In WP2 we will collate as much existing data as possible for GGW countries to conduct a Sahel-wide village-matched health impact evaluation. The primary outcome to be investigated will be weight-for-age z score (WAZ) of children (0-59 months) as a measure of acute nutritional status. A subset of secondary outcomes in children and women emerging from WP1 as of particular relevance will also be considered. We will compare health outcomes between communities with and without GGW activities to evaluate the health impacts of restoration.

WP3 will be a follow-up of WPs1-2 in which we will conduct a more targeted, community-prioritised, village-matched health impact evaluation with primary data collection in three focal countries (The Gambia, Senegal, Burkina Faso). Based on our current understanding of the linkages between health and environmental restoration, these are likely to include other anthropometric measures (e.g., height-for-age z score, HAZ), and outcomes reflecting risk factors on the nutrition, infection and mental health / well-being pathways. We will again focus on children and non-pregnant women. Some secondary outcomes require collection of biological samples from children for laboratory analysis. Follow-up sampling will give information on seasonal effects and an opportunity to compare child growth over a 12-14 month period between groups with and without GGW interventions.

WP4 comprises a set of integrating tasks aimed at marrying the results of the health impact evaluations with current activities guiding the design and implementation of the GGW and understanding the role of and benefits to health of completing the GGW. With an anticipated cost of around $50 billion to reach its 100 million hectare target of restored drylands by 2030, it is essential for health impacts (benefits and costs) to be brought into existing decision-support tools for applied purposes. We will do this via a combination of steps from health economic evaluation, cost-benefit and trade-off analysis, and systems and scenario modelling in the context of a changing climate.

In all WPs, our Project Partners and Scientific Steering Committee will further ensure local relevance and streamline the research-to-practice pipeline, enhancing impact.

Technical Summary

Large-scale land restoration initiatives, such as Africa's Great Green Wall (GGW), are being implemented to mitigate climate change, preserve biodiversity, and enhance sustainable development. Although evaluation studies have documented environmental and socio-economic benefits of land restoration, there is a large gap in knowledge concerning the human health impacts.

This research aims to address this gap, using the GGW as a large "natural experiment".

First, we will develop a "logic model" to map causal pathways linking human health and land restoration in drylands. We will do this by conducting a systematic literature review, consulting experts and holding community focus groups in areas where GGW activities have been implemented (WP 1).

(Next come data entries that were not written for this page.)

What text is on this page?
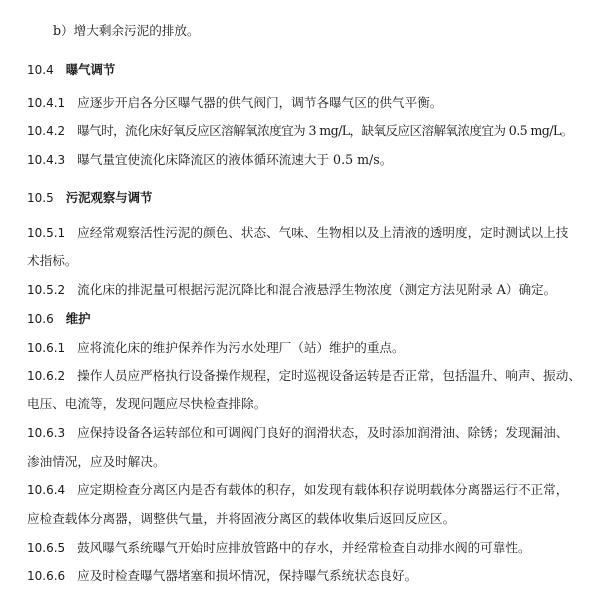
b）增大剩余污泥的排放。
10.4 曝气调节
10.4.1 应逐步开启各分区曝气器的供气阀门，调节各曝气区的供气平衡。
10.4.2 曝气时，流化床好氧反应区溶解氧浓度宜为 3 mg/L，缺氧反应区溶解氧浓度宜为 0.5 mg/L。
10.4.3 曝气量宜使流化床降流区的液体循环流速大于 0.5 m/s。
10.5 污泥观察与调节
10.5.1 应经常观察活性污泥的颜色、状态、气味、生物相以及上清液的透明度，定时测试以上技
术指标。
10.5.2 流化床的排泥量可根据污泥沉降比和混合液悬浮生物浓度（测定方法见附录 A）确定。
10.6 维护
10.6.1 应将流化床的维护保养作为污水处理厂（站）维护的重点。
10.6.2 操作人员应严格执行设备操作规程，定时巡视设备运转是否正常，包括温升、响声、振动、
电压、电流等，发现问题应尽快检查排除。
10.6.3 应保持设备各运转部位和可调阀门良好的润滑状态，及时添加润滑油、除锈；发现漏油、
渗油情况，应及时解决。
10.6.4 应定期检查分离区内是否有载体的积存，如发现有载体积存说明载体分离器运行不正常，
应检查载体分离器，调整供气量，并将固液分离区的载体收集后返回反应区。
10.6.5 鼓风曝气系统曝气开始时应排放管路中的存水，并经常检查自动排水阀的可靠性。
10.6.6 应及时检查曝气器堵塞和损坏情况，保持曝气系统状态良好。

Second, we will conduct a Sahel-wide health impact evaluation of GGW interventions. Data will be compiled from existing sources. A village-matched staggered difference-in-difference analysis will be used to compare health outcomes (primary outcome: WAZ) through time in sites with and without GGW activities (WP 2).

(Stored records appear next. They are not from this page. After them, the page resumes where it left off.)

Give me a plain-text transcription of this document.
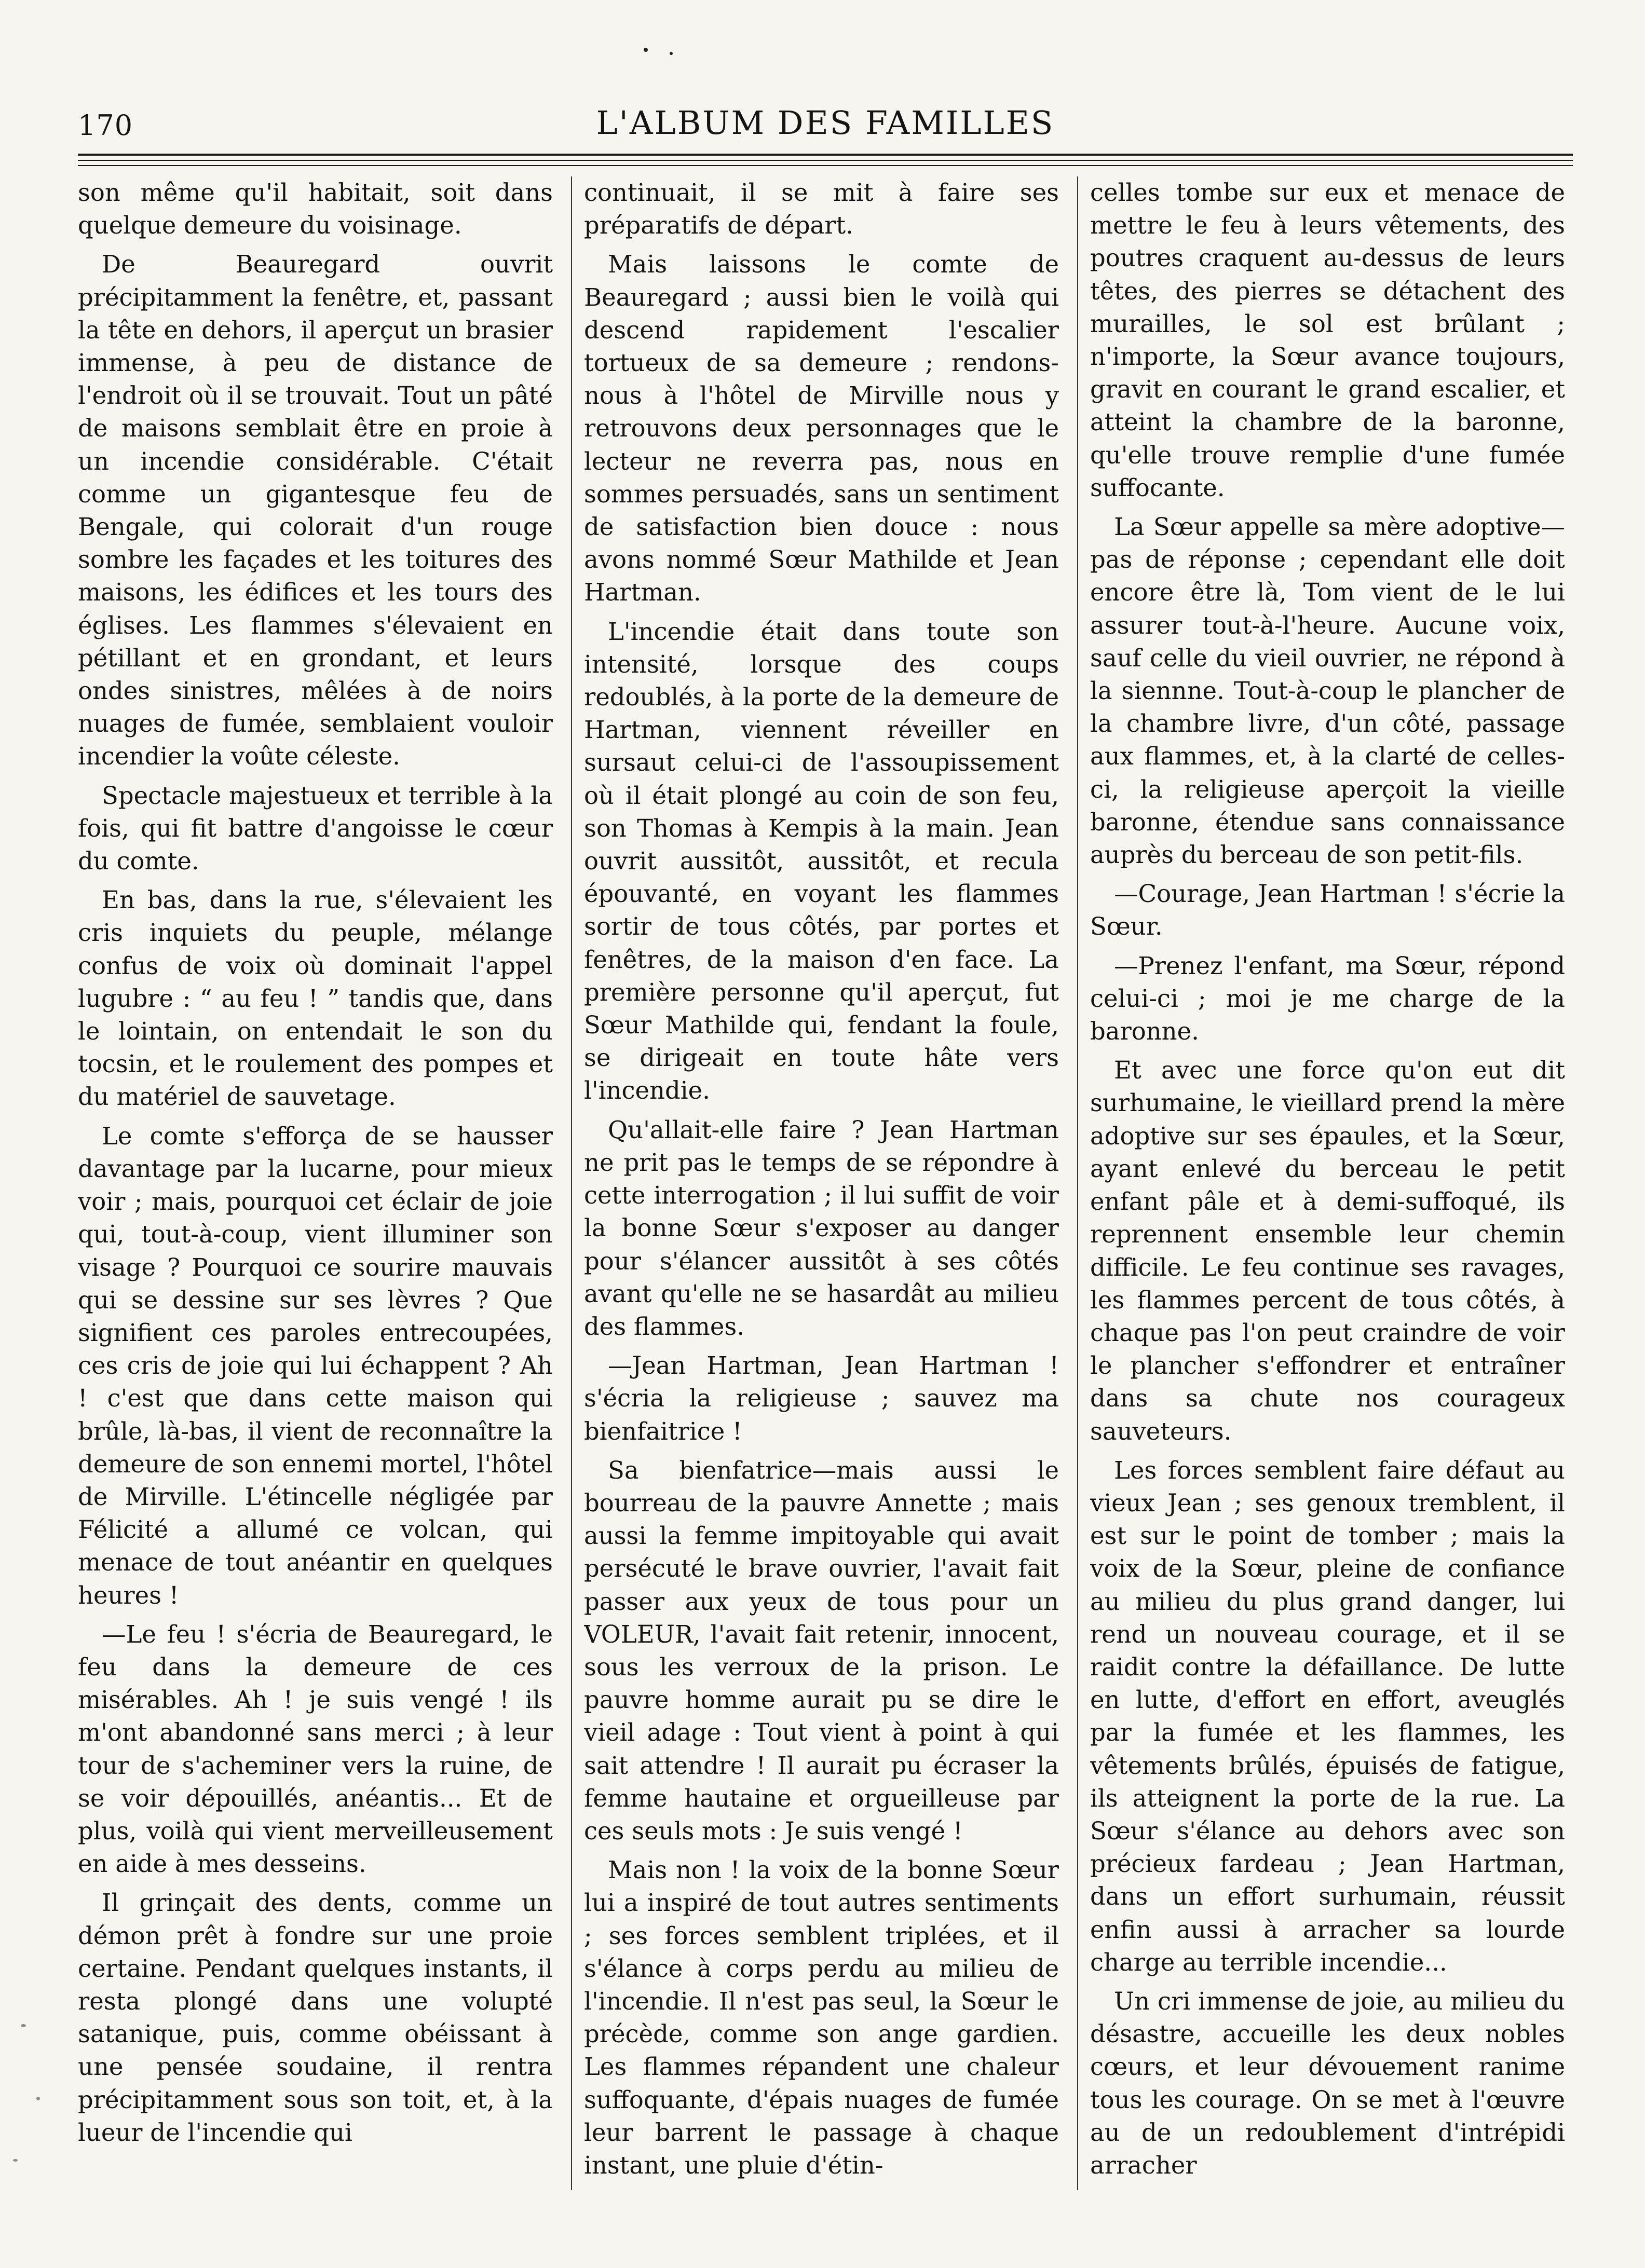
170	L'ALBUM DES FAMILLES

son même qu'il habitait, soit dans quelque demeure du voisinage.

De Beauregard ouvrit précipitamment la fenêtre, et, passant la tête en dehors, il aperçut un brasier immense, à peu de distance de l'endroit où il se trouvait. Tout un pâté de maisons semblait être en proie à un incendie considérable. C'était comme un gigantesque feu de Bengale, qui colorait d'un rouge sombre les façades et les toitures des maisons, les édifices et les tours des églises. Les flammes s'élevaient en pétillant et en grondant, et leurs ondes sinistres, mêlées à de noirs nuages de fumée, semblaient vouloir incendier la voûte céleste.

Spectacle majestueux et terrible à la fois, qui fit battre d'angoisse le cœur du comte.

En bas, dans la rue, s'élevaient les cris inquiets du peuple, mélange confus de voix où dominait l'appel lugubre : “ au feu ! ” tandis que, dans le lointain, on entendait le son du tocsin, et le roulement des pompes et du matériel de sauvetage.

Le comte s'efforça de se hausser davantage par la lucarne, pour mieux voir ; mais, pourquoi cet éclair de joie qui, tout-à-coup, vient illuminer son visage ? Pourquoi ce sourire mauvais qui se dessine sur ses lèvres ? Que signifient ces paroles entrecoupées, ces cris de joie qui lui échappent ? Ah ! c'est que dans cette maison qui brûle, là-bas, il vient de reconnaître la demeure de son ennemi mortel, l'hôtel de Mirville. L'étincelle négligée par Félicité a allumé ce volcan, qui menace de tout anéantir en quelques heures !

—Le feu ! s'écria de Beauregard, le feu dans la demeure de ces misérables. Ah ! je suis vengé ! ils m'ont abandonné sans merci ; à leur tour de s'acheminer vers la ruine, de se voir dépouillés, anéantis... Et de plus, voilà qui vient merveilleusement en aide à mes desseins.

Il grinçait des dents, comme un démon prêt à fondre sur une proie certaine. Pendant quelques instants, il resta plongé dans une volupté satanique, puis, comme obéissant à une pensée soudaine, il rentra précipitamment sous son toit, et, à la lueur de l'incendie qui

continuait, il se mit à faire ses préparatifs de départ.

Mais laissons le comte de Beauregard ; aussi bien le voilà qui descend rapidement l'escalier tortueux de sa demeure ; rendons-nous à l'hôtel de Mirville nous y retrouvons deux personnages que le lecteur ne reverra pas, nous en sommes persuadés, sans un sentiment de satisfaction bien douce : nous avons nommé Sœur Mathilde et Jean Hartman.

L'incendie était dans toute son intensité, lorsque des coups redoublés, à la porte de la demeure de Hartman, viennent réveiller en sursaut celui-ci de l'assoupissement où il était plongé au coin de son feu, son Thomas à Kempis à la main. Jean ouvrit aussitôt, aussitôt, et recula épouvanté, en voyant les flammes sortir de tous côtés, par portes et fenêtres, de la maison d'en face. La première personne qu'il aperçut, fut Sœur Mathilde qui, fendant la foule, se dirigeait en toute hâte vers l'incendie.

Qu'allait-elle faire ? Jean Hartman ne prit pas le temps de se répondre à cette interrogation ; il lui suffit de voir la bonne Sœur s'exposer au danger pour s'élancer aussitôt à ses côtés avant qu'elle ne se hasardât au milieu des flammes.

—Jean Hartman, Jean Hartman ! s'écria la religieuse ; sauvez ma bienfaitrice !

Sa bienfatrice—mais aussi le bourreau de la pauvre Annette ; mais aussi la femme impitoyable qui avait persécuté le brave ouvrier, l'avait fait passer aux yeux de tous pour un VOLEUR, l'avait fait retenir, innocent, sous les verroux de la prison. Le pauvre homme aurait pu se dire le vieil adage : Tout vient à point à qui sait attendre ! Il aurait pu écraser la femme hautaine et orgueilleuse par ces seuls mots : Je suis vengé !

Mais non ! la voix de la bonne Sœur lui a inspiré de tout autres sentiments ; ses forces semblent triplées, et il s'élance à corps perdu au milieu de l'incendie. Il n'est pas seul, la Sœur le précède, comme son ange gardien. Les flammes répandent une chaleur suffoquante, d'épais nuages de fumée leur barrent le passage à chaque instant, une pluie d'étin-

celles tombe sur eux et menace de mettre le feu à leurs vêtements, des poutres craquent au-dessus de leurs têtes, des pierres se détachent des murailles, le sol est brûlant ; n'importe, la Sœur avance toujours, gravit en courant le grand escalier, et atteint la chambre de la baronne, qu'elle trouve remplie d'une fumée suffocante.

La Sœur appelle sa mère adoptive—pas de réponse ; cependant elle doit encore être là, Tom vient de le lui assurer tout-à-l'heure. Aucune voix, sauf celle du vieil ouvrier, ne répond à la siennne. Tout-à-coup le plancher de la chambre livre, d'un côté, passage aux flammes, et, à la clarté de celles-ci, la religieuse aperçoit la vieille baronne, étendue sans connaissance auprès du berceau de son petit-fils.

—Courage, Jean Hartman ! s'écrie la Sœur.

—Prenez l'enfant, ma Sœur, répond celui-ci ; moi je me charge de la baronne.

Et avec une force qu'on eut dit surhumaine, le vieillard prend la mère adoptive sur ses épaules, et la Sœur, ayant enlevé du berceau le petit enfant pâle et à demi-suffoqué, ils reprennent ensemble leur chemin difficile. Le feu continue ses ravages, les flammes percent de tous côtés, à chaque pas l'on peut craindre de voir le plancher s'effondrer et entraîner dans sa chute nos courageux sauveteurs.

Les forces semblent faire défaut au vieux Jean ; ses genoux tremblent, il est sur le point de tomber ; mais la voix de la Sœur, pleine de confiance au milieu du plus grand danger, lui rend un nouveau courage, et il se raidit contre la défaillance. De lutte en lutte, d'effort en effort, aveuglés par la fumée et les flammes, les vêtements brûlés, épuisés de fatigue, ils atteignent la porte de la rue. La Sœur s'élance au dehors avec son précieux fardeau ; Jean Hartman, dans un effort surhumain, réussit enfin aussi à arracher sa lourde charge au terrible incendie...

Un cri immense de joie, au milieu du désastre, accueille les deux nobles cœurs, et leur dévouement ranime tous les courage. On se met à l'œuvre au de un redoublement d'intrépidi arracher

Third, we will conduct a detailed village-matched health impact evaluation in three focal countries. A household survey of children (0-59 months) and women (15-49 years) will be conducted. Anthropometric measurements and biological samples (children only) for laboratory analyses (e.g., for heat exposure, infection or nutrition indicators) will be taken. Cohorts exposed or not to GGW activities will be compared and followed up twice, covering a dry, a wet and a second dry season (WP 3).

Fourth, the health impacts of the GGW will be incorporated into existing cost-benefit analyses being used to enhance the benefits and implementation of the GGW. We will combine health economics assessment with a system dynamics model and scenario analyses to assess changes in health benefits through time under different implementation and global change scenarios (WP 4).